Maintenance-of-Effort Requirements
MOE requirements are provisions of law that aim to prevent state and local governments from using federal funds to replace funds that states and localities would otherwise have used to pay for that program. MOE requirements take on a number of different forms, depending on the program. For instance, to receive their full allocation of Title I funds for the education of disadvantaged children each year, a local education agency must have spent on primary and secondary education in the preceding year at least 90 percent of what it spent the year before that from nonfederal sources. Although federal highway grants do not typically include MOE requirements, additional highway funding provided in ARRA was accompanied by a requirement that states spend at least what they had planned to before that legislation was enacted. That provision was meant to ensure that the ARRA highway grants provided additional funding rather than simply replace state spending that had already been planned. In the case of Medicaid, the ACA includes an MOE requirement that calls for states to keep their eligibility criteria unchanged for adults participating in Medicaid until 2014 and for children participating in Medicaid and CHIP until 2019. TANF requires that states spend at least 75 percent of what they spent from state funds in 1994 on AFDC and its other predecessor programs.

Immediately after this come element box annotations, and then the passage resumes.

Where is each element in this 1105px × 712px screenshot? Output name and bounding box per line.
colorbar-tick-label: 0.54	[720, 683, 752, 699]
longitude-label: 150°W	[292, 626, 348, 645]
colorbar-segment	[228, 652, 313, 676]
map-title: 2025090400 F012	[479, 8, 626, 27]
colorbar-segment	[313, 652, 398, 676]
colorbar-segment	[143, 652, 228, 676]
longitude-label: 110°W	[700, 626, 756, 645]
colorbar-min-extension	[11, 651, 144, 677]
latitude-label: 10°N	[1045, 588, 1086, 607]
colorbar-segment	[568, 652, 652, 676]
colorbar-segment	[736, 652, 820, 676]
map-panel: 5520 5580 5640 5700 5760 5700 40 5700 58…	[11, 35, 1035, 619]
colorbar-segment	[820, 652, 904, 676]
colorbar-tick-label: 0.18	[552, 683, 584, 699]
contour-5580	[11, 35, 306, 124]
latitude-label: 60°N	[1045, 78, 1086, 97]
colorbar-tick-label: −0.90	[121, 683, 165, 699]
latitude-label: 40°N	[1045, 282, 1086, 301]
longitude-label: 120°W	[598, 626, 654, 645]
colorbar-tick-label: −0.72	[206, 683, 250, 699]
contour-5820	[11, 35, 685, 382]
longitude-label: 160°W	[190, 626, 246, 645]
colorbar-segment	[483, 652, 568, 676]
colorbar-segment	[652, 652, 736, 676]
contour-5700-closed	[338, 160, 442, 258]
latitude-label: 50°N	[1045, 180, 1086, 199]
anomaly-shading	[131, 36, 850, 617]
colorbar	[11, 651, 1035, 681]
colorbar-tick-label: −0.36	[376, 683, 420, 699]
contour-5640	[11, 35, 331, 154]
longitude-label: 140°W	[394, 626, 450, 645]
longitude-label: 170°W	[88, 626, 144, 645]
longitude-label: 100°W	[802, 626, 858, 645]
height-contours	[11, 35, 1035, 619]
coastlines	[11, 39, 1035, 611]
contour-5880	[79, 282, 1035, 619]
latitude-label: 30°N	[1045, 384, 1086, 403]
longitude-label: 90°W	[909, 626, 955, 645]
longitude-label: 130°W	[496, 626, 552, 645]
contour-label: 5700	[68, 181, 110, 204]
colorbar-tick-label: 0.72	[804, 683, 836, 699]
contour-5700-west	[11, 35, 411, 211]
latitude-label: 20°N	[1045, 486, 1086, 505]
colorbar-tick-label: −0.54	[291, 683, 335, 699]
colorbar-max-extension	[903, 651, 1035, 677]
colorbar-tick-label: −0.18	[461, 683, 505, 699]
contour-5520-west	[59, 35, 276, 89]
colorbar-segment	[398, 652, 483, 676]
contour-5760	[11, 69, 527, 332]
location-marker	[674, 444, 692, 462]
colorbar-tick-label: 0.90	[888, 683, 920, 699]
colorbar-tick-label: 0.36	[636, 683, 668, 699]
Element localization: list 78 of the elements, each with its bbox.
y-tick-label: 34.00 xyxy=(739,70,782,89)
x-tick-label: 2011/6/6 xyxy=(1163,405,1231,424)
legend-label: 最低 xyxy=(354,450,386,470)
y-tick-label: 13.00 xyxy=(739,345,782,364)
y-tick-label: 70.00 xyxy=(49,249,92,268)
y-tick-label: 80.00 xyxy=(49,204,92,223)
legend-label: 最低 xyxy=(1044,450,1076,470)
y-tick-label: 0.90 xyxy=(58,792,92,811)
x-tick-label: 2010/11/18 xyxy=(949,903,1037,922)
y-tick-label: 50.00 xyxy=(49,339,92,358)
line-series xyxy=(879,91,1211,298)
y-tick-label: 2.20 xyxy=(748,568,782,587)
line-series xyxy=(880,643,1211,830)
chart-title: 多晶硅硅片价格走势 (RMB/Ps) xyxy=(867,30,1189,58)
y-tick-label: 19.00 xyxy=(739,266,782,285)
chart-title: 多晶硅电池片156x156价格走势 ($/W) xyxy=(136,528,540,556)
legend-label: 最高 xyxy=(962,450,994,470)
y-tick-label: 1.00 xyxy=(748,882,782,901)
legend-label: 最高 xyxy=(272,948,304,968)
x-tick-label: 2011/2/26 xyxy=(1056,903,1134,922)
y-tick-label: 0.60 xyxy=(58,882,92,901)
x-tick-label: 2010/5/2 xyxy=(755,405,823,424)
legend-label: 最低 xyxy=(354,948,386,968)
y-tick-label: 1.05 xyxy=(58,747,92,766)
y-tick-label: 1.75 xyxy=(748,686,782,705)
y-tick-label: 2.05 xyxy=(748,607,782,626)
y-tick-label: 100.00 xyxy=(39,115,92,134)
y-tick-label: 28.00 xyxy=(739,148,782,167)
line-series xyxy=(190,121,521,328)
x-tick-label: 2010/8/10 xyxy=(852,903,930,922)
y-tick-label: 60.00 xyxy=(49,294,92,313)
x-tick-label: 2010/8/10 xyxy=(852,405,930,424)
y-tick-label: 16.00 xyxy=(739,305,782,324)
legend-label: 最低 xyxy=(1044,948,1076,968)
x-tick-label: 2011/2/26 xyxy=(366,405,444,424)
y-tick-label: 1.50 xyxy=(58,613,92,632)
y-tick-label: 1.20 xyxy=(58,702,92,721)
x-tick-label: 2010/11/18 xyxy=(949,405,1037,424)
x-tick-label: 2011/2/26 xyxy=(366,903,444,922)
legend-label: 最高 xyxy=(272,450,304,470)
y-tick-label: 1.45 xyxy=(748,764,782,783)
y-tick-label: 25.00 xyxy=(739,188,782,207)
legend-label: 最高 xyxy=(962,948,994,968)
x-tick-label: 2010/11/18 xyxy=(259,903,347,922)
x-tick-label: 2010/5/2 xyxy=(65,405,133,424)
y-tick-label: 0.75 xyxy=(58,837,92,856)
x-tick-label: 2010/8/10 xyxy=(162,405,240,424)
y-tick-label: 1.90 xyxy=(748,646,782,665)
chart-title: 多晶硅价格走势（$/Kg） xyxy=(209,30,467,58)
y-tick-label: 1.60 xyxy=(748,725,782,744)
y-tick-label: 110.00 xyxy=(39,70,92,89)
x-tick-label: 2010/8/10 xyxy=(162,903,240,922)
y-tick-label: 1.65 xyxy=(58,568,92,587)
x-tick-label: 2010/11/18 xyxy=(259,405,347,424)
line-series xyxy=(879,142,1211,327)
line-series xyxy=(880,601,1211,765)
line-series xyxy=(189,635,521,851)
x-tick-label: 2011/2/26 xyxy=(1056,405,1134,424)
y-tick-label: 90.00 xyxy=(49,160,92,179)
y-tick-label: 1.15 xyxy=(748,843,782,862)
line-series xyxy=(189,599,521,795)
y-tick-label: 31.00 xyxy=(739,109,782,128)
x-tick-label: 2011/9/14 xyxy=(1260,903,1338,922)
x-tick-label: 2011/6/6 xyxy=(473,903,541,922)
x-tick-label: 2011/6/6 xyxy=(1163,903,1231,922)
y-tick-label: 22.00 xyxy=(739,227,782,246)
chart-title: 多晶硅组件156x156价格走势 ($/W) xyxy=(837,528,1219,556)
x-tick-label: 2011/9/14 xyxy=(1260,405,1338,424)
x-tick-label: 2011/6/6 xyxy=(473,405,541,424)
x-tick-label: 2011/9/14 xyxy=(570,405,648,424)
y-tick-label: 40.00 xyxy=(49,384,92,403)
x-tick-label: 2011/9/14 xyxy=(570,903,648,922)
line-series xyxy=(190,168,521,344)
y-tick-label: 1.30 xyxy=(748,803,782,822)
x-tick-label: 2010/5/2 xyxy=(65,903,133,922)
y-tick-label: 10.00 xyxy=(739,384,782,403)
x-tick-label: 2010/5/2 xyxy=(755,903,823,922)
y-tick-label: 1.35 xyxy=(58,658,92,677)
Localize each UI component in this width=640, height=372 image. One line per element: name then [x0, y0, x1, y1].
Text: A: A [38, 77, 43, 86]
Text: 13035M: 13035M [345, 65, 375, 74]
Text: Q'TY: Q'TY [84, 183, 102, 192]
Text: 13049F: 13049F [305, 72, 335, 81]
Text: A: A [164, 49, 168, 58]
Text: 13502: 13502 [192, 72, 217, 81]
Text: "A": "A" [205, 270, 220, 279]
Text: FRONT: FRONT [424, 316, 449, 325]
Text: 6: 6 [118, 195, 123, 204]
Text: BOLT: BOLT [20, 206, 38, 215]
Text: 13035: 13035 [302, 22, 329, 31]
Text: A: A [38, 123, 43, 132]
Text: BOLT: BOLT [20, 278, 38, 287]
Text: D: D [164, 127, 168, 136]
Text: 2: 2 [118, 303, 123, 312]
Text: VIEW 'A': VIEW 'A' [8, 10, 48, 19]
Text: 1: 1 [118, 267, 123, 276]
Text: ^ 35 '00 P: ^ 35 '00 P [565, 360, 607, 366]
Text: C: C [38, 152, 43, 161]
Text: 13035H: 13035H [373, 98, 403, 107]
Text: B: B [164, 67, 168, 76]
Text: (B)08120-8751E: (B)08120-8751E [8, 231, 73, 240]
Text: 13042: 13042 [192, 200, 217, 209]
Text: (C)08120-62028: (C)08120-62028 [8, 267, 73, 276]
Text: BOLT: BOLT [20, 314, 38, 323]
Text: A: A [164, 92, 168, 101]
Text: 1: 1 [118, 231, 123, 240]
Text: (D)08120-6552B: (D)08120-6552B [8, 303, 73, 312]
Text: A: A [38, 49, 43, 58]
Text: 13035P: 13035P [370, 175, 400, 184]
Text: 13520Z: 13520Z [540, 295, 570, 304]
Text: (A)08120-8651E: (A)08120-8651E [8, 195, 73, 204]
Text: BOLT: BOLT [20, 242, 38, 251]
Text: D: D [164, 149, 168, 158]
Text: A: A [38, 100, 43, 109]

Those MOE requirements could be viewed as unfair to states that were already spending their own money to meet a goal that the federal government is promoting through the grant program. Such states would have to continue to make a larger financial contribution to satisfy the MOE requirement than other states that had not already been spending their own money to pursue the federal priority. In addition, to the extent that multiple federal intergovernmental grants have stringent MOE requirements, the cumulative effect of those requirements on a state’s budget may be substantial, constraining
the state’s ability to use its funds in a manner that addresses its own current priorities. Alternatively, such requirements may be considered a way to recognize the differences in states’ willingness or ability to pay to reach a federal goal. Federal grant programs may make exceptions to MOE requirements if state or local governments suffer sudden, severe revenue contractions; for instance, both the Title I and Medicaid programs permit states to appeal for some relief from MOE requirements under certain circumstances.